While all business owners want to have decent working capital, they may not know how to determine it. This accounting term refers to the sum of a company’s current assets less its current liabilities. Coming up with the right figure for working capital also requires knowledge about what to include for assets and liabilities.
What is a Business Asset?
Some business professionals make the mistake of thinking that assets only include cash. However, a business asset can be anything that provides current or future benefit to the company. Some common examples include buildings, equipment, accounts receivable, inventory, supplies, and – of course – cash. Anything of value that the company expects to liquidate and turn into cash over the next year can be considered an asset for the purpose of determining working capital.
What is a Business Liability?
A liability is a debt or another financial obligation that a company must pay currently or within the next 12 months.

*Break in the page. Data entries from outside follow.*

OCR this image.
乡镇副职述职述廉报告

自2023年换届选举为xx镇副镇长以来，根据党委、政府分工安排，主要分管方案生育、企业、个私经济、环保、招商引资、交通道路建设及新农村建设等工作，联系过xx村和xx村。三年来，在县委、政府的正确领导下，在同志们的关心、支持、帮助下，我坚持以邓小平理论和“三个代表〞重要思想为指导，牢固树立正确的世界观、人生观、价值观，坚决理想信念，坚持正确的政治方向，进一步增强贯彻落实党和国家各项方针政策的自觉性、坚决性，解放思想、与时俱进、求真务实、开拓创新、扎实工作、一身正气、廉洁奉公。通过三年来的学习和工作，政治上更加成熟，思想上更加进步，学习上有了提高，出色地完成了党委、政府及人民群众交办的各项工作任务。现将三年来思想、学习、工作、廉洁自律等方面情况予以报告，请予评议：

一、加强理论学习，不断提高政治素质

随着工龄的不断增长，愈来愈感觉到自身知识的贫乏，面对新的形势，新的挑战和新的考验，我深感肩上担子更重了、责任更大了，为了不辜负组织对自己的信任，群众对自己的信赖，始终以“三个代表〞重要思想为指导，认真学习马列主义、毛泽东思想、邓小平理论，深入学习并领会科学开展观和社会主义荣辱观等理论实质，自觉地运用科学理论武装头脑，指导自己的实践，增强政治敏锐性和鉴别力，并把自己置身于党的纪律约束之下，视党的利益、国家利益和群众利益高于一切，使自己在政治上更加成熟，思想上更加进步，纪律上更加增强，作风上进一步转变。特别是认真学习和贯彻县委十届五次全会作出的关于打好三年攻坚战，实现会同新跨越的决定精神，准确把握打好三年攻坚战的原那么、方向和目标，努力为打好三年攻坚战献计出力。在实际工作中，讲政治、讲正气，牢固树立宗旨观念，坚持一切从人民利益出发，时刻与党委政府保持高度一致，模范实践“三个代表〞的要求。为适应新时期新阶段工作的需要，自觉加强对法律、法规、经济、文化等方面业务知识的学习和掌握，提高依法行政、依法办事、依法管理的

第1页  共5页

Typical examples of business liabilities include accounts payable, wages and salaries, income tax, employment tax, and notes payable.
How Lenders Consider Working Capital
If a company applies for a loan, the lender will first try to determine whether it has a healthy working capital ratio. Any amount lower than 1.0 could mean that the company doesn’t have enough cash and other assets currently available to remain current with the loan. Lenders also don’t like to see applicants with too many assets since it could indicate that management doesn’t run the business as efficiently as it could. That means lenders are typically most willing to approve applicants for a loan with a score between 1.0 and 2.0.